Bison mainly forage on native or tame pasture grasses. Salt licks are provided for minerals. Most bison also eat a combination supplement of grains, hay or silage at specific times. A few farmers raise their animals with a total dependence on grass/pasture rations. Completely grass-fed bison have a yellow-white fat and a slightly different taste.
Prior to breeding, the cows are often given a supplement to help improve fertility. Some U.S. and Canadian farmers, with less land for pasture, begin feeding young bison a supplement grain ration at weaning time and continue to feed grain rations until the meat animals go to market. Most Canadian farmers provide a grain supplement for 90 to 120 days before the meat bulls go to market. The grain makes the fat cover white and takes away any grassy overtone in taste.

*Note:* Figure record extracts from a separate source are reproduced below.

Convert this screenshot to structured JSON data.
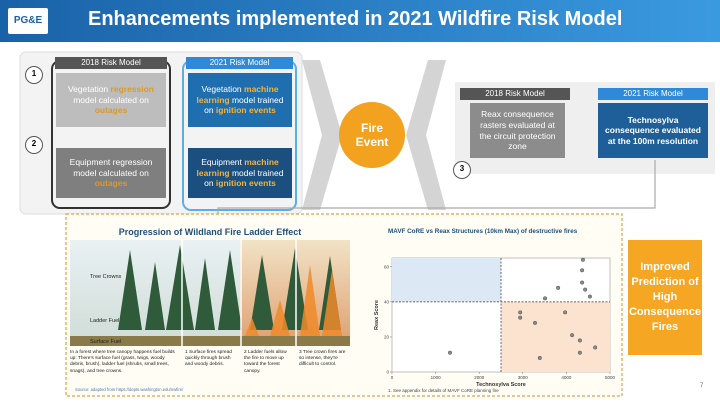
{
  "header": {
    "logo": "PG&E",
    "title": "Enhancements implemented in 2021 Wildfire Risk Model"
  },
  "steps": [
    "1",
    "2",
    "3"
  ],
  "ignition": {
    "label_2018": "2018 Risk Model",
    "label_2021": "2021 Risk Model",
    "rows": [
      {
        "old": [
          "Vegetation ",
          "regression",
          " model calculated on ",
          "outages"
        ],
        "new": [
          "Vegetation ",
          "machine learning",
          " model trained on ",
          "ignition events"
        ]
      },
      {
        "old": [
          "Equipment regression model calculated on ",
          "outages"
        ],
        "new": [
          "Equipment ",
          "machine learning",
          " model trained on ",
          "ignition events"
        ]
      }
    ]
  },
  "center": "Fire Event",
  "consequence": {
    "label_2018": "2018 Risk Model",
    "label_2021": "2021 Risk Model",
    "old": "Reax consequence rasters evaluated at the circuit protection zone",
    "new": "Technosylva consequence evaluated at the 100m resolution"
  },
  "ladder": {
    "title": "Progression of Wildland Fire Ladder Effect",
    "layers": [
      "Tree Crowns",
      "Ladder Fuel",
      "Surface Fuel"
    ],
    "captions": [
      "In a forest where tree canopy happens fuel builds up: There's surface fuel (grass, twigs, woody debris, brush), ladder fuel (shrubs, small trees, snags), and tree crowns.",
      "1 Surface fires spread quickly through brush and woody debris.",
      "2 Ladder fuels allow the fire to move up toward the forest canopy.",
      "3 Tree crown fires are so intense, they're difficult to control."
    ],
    "source": "Source: adapted from https://depts.washington.edu/nwfire/"
  },
  "scatter": {
    "title": "MAVF CoRE vs Reax Structures (10km Max) of destructive fires",
    "x_label": "Technosylva Score",
    "y_label": "Reax Score",
    "xlim": [
      0,
      5000
    ],
    "xticks": [
      0,
      1000,
      2000,
      3000,
      4000,
      5000
    ],
    "ylim": [
      0,
      65
    ],
    "yticks": [
      0,
      20,
      40,
      60
    ],
    "x_threshold": 2500,
    "y_threshold": 40,
    "points": {
      "x": [
        4380,
        4360,
        4360,
        3810,
        4430,
        4540,
        3510,
        3970,
        2940,
        2940,
        3280,
        4130,
        4310,
        4660,
        4310,
        3390,
        1330
      ],
      "y": [
        64,
        58,
        51,
        48,
        47,
        43,
        42,
        34,
        34,
        31,
        28,
        21,
        18,
        14,
        11,
        8,
        11
      ]
    }
  },
  "callout": "Improved Prediction of High Consequence Fires",
  "footnote": "1. See appendix for details of MAVF CoRE planning fire",
  "page": "7"
}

The return of the bison to North America’s range and pasture lands means an important part of an ecosystem is back in place, restoring health and balance to the whole system.
Bison Livestock Practice
- NO Growth Stimulants
- NO Growth Hormones
- NO Antibiotics in Feeds
Bison are seldom sick. A producer may use an approved antibiotic to treat an animal. A few producers choose to buy organically grown grains to use in their feeding practices and do not use any artificial fertilizer on their land, thereby qualifying for organic farming certification. Experience has taught producers a great deal about the best management techniques and uniformly they respect and admire the bison for its healthy vigour and stamina.